C’è poi da dire che nella cultura africana, c’è un profondo senso religioso. La vita è sacra perché è un dono di Dio. Si celebra il suo inizio alla nascita di un bimbo/una bimba e anche la sua fine terrena perché si crede nell’aldilà! Per questo, il suicidio è visto come un tabù! E proprio perché la vita è sacra, la donna che è la sua portatrice in questo mondo deve vestirsi bene.
L’ospitalità è un aspetto speciale nella cultura africana. L’ospite è sacro. Se arriva un ospite, anche senza nessun invito, si fa sentire a casa propria. E la carità verso i bisognosi non ha ora!
C’è da notare a questo punto che questa breve esposizione giova a farvi avere alcune idee dei valori cari agli africani in particolare, senza fare nessun giudizio morale! E come sappiamo bene, ogni cultura deve essere informata dalla cultura di Cristo così che uno può dire, con le parole di S. Paolo “non sono più io che vivo, ma Cristo (che) vive in me”. (Gal 2,20).
Mi fermo qui in attesa delle vostre reazioni. Grazie tante!
ANGELA DE JESUS (Brasile)
Partendo dalla mia esperienza, piccola, ma vissuta nel concreto, come battezzata e come religiosa, voglio condividere con voi attraverso poche parole, come è nostro costume in Brasile e anche nell’America Latina ciò che gratuitamente ho ricevuto.
Cercherò di rilevare due punti fondamentali cioè i due valori che fanno parte della nostra vita e ai quali non sempre pensiamo.
I valori umani e i valori spirituali.
Nelle nostre comunità uno dei valori ancora oggi molto importante è l’amicizia.
Nonostante noi veniamo da un sistema di “oppressione”, le persone riescono ad amarsi senza paura l’una dell’altra e questo amare si apre all’ospitalità.
Noi non abbiamo paura di abbracciare, di toccare, di creare con un’altra persona un legame di amicizia e di comunione fraterna.
Partendo da questi valori nasce la comunione come dono di Dio: Io non sono nulla , sono povero, ma quello che ho non è mio è nostro.
Per es.: se arriva qualcuno in casa nostra, non vogliamo che vada via senza aver mangiato qualcosa e lo invitiamo per il pranzo o la cena.
C’è un proverbio da noi che dice: “Aggiungi acqua nei fagioli perché è arrivato uno in più”.

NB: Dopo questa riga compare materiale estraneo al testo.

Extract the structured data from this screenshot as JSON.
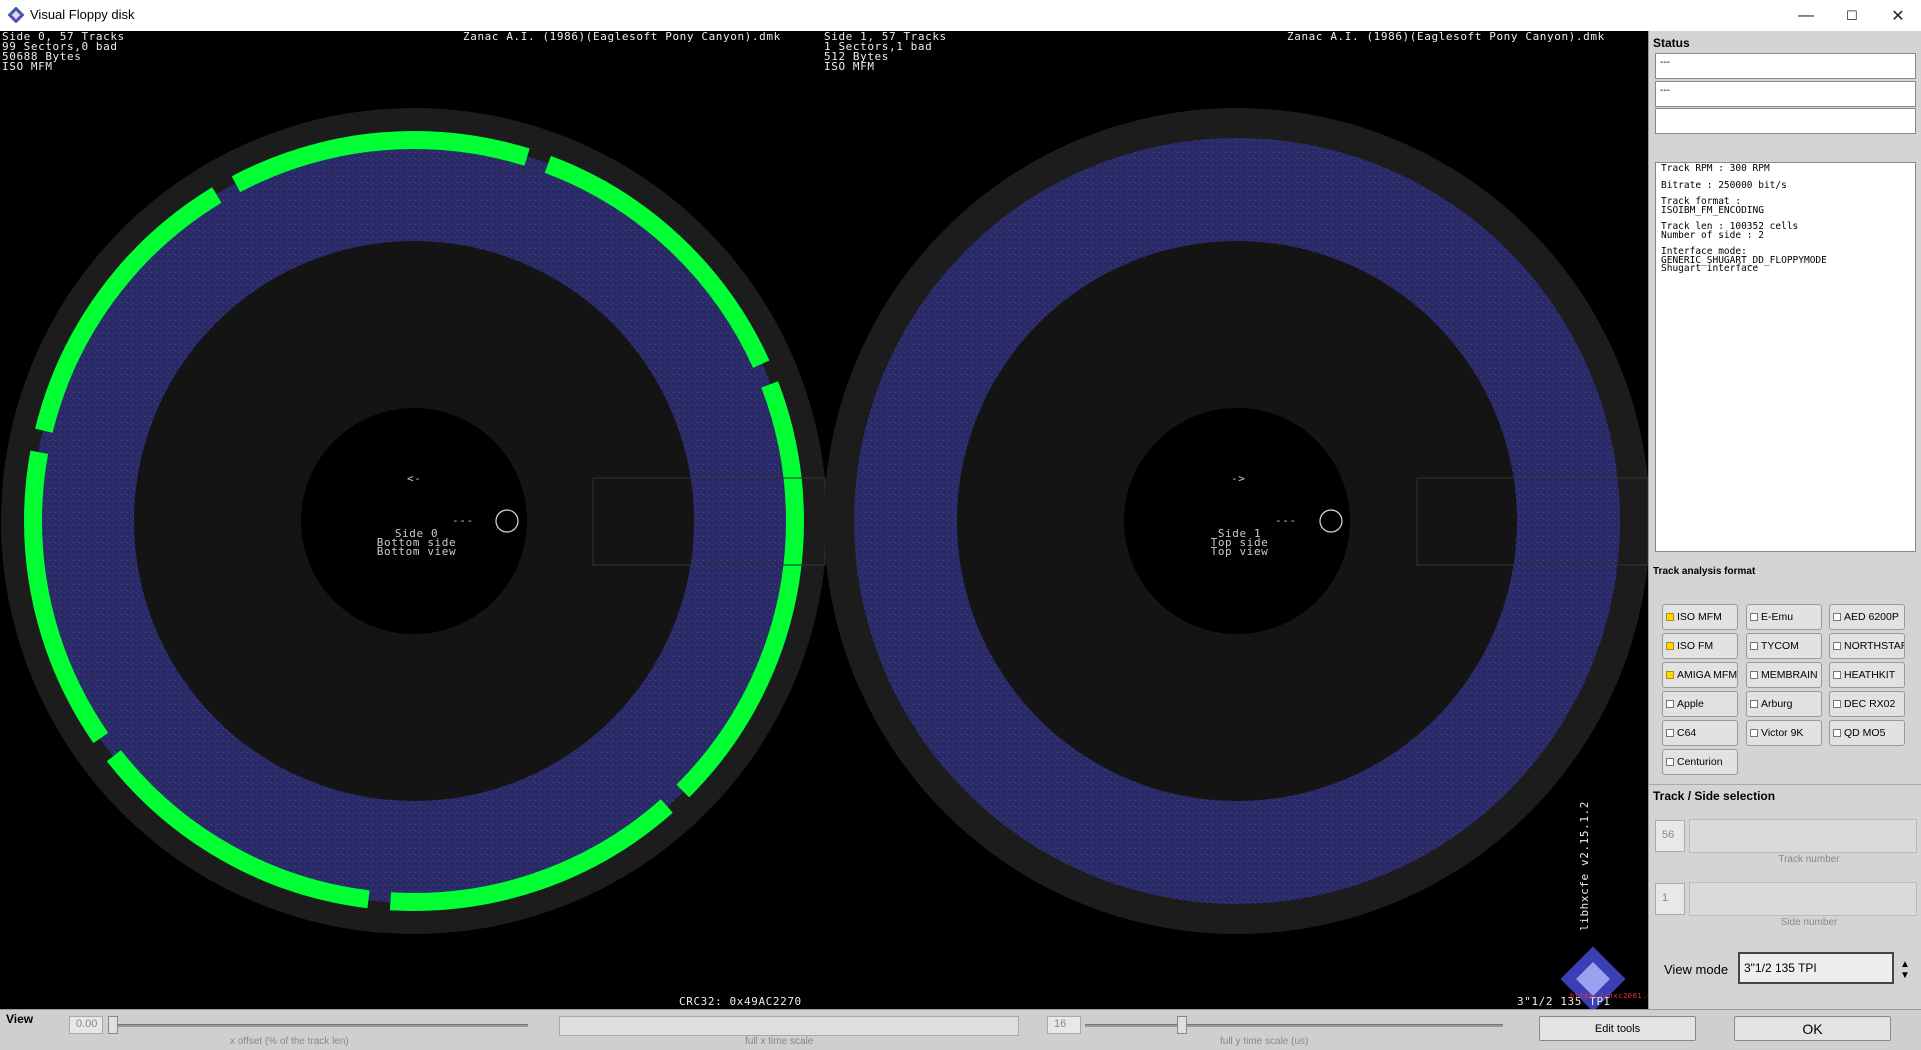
{
  "window": {
    "title": "Visual Floppy disk",
    "controls": [
      "—",
      "☐",
      "✕"
    ]
  },
  "left_disk": {
    "header_lines": [
      "Side 0, 57 Tracks",
      "99 Sectors,0 bad",
      "50688 Bytes",
      "ISO MFM"
    ],
    "filename": "Zanac A.I. (1986)(Eaglesoft Pony Canyon).dmk",
    "arrow": "<-",
    "dash": "---",
    "center_lines": [
      "Side 0",
      "Bottom side",
      "Bottom view"
    ]
  },
  "right_disk": {
    "header_lines": [
      "Side 1, 57 Tracks",
      "1 Sectors,1 bad",
      "512 Bytes",
      "ISO MFM"
    ],
    "filename": "Zanac A.I. (1986)(Eaglesoft Pony Canyon).dmk",
    "arrow": "->",
    "dash": "---",
    "center_lines": [
      "Side 1",
      "Top side",
      "Top view"
    ]
  },
  "footer": {
    "crc": "CRC32: 0x49AC2270",
    "format": "3\"1/2 135 TPI",
    "version": "libhxcfe v2.15.1.2",
    "url": "https://hxc2001.com"
  },
  "status": {
    "title": "Status",
    "field1": "---",
    "field2": "---",
    "field3": "",
    "info_lines": [
      "Track RPM : 300 RPM",
      "",
      "Bitrate : 250000 bit/s",
      "",
      "Track format :",
      "ISOIBM_FM_ENCODING",
      "",
      "Track len : 100352 cells",
      "Number of side : 2",
      "",
      "Interface mode:",
      "GENERIC_SHUGART_DD_FLOPPYMODE",
      "Shugart interface"
    ]
  },
  "track_analysis": {
    "title": "Track analysis format",
    "buttons": [
      {
        "label": "ISO MFM",
        "checked": true
      },
      {
        "label": "E-Emu",
        "checked": false
      },
      {
        "label": "AED 6200P",
        "checked": false
      },
      {
        "label": "ISO FM",
        "checked": true
      },
      {
        "label": "TYCOM",
        "checked": false
      },
      {
        "label": "NORTHSTAR",
        "checked": false
      },
      {
        "label": "AMIGA MFM",
        "checked": true
      },
      {
        "label": "MEMBRAIN",
        "checked": false
      },
      {
        "label": "HEATHKIT",
        "checked": false
      },
      {
        "label": "Apple",
        "checked": false
      },
      {
        "label": "Arburg",
        "checked": false
      },
      {
        "label": "DEC RX02",
        "checked": false
      },
      {
        "label": "C64",
        "checked": false
      },
      {
        "label": "Victor 9K",
        "checked": false
      },
      {
        "label": "QD MO5",
        "checked": false
      },
      {
        "label": "Centurion",
        "checked": false
      }
    ]
  },
  "track_side": {
    "title": "Track / Side selection",
    "track_value": "56",
    "track_label": "Track number",
    "side_value": "1",
    "side_label": "Side number",
    "view_mode_label": "View mode",
    "view_mode_value": "3\"1/2 135 TPI"
  },
  "bottom": {
    "view_label": "View",
    "xoffset_value": "0.00",
    "xoffset_caption": "x offset (% of the track len)",
    "full_x_caption": "full x time scale",
    "scale_value": "16",
    "full_time_caption": "full y time scale (us)",
    "edit_tools": "Edit tools",
    "ok": "OK"
  },
  "colors": {
    "disk_surface": "#2a2a66",
    "sector_good": "#00ff33",
    "sector_gap": "#99ff99",
    "outer_ring": "#1c1c1c"
  }
}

Non ci sentiamo scomodati nell’accogliere l’altro. E il nostro invito per sedersi a tavola per mangiare insieme ci ricorda che anche Gesù invitò i suoi amici a sedersi a tavola. E fu lì che tutto cominciò, fu lì che gli uomini cominciarono a capire che qualcosa di nuovo stava nascendo.
Di fatto invitare qualcuno per sedersi con noi a tavola è segno di intimità, di familiarità.
Altro valore: la disponibilità. Se non abbiamo paura di accogliere l’altro, di donare ciò che abbiamo è perché esiste un’apertura interiore molto grande, una libertà che ci porta a essere disponibili a condividere la propria vita con l’altro, condividere i momenti belli, come i momenti di sofferenza e di dolore.
Per es.: la persona con facilità parla della propria gioia ma anche delle difficoltà per cui non ci sentiamo a disagio ad aiutare l’altro con parole, ma anche a prestargli un servizio quando ne avesse bisogno come pulire la casa, portargli da mangiare, fargli il bagno ecc.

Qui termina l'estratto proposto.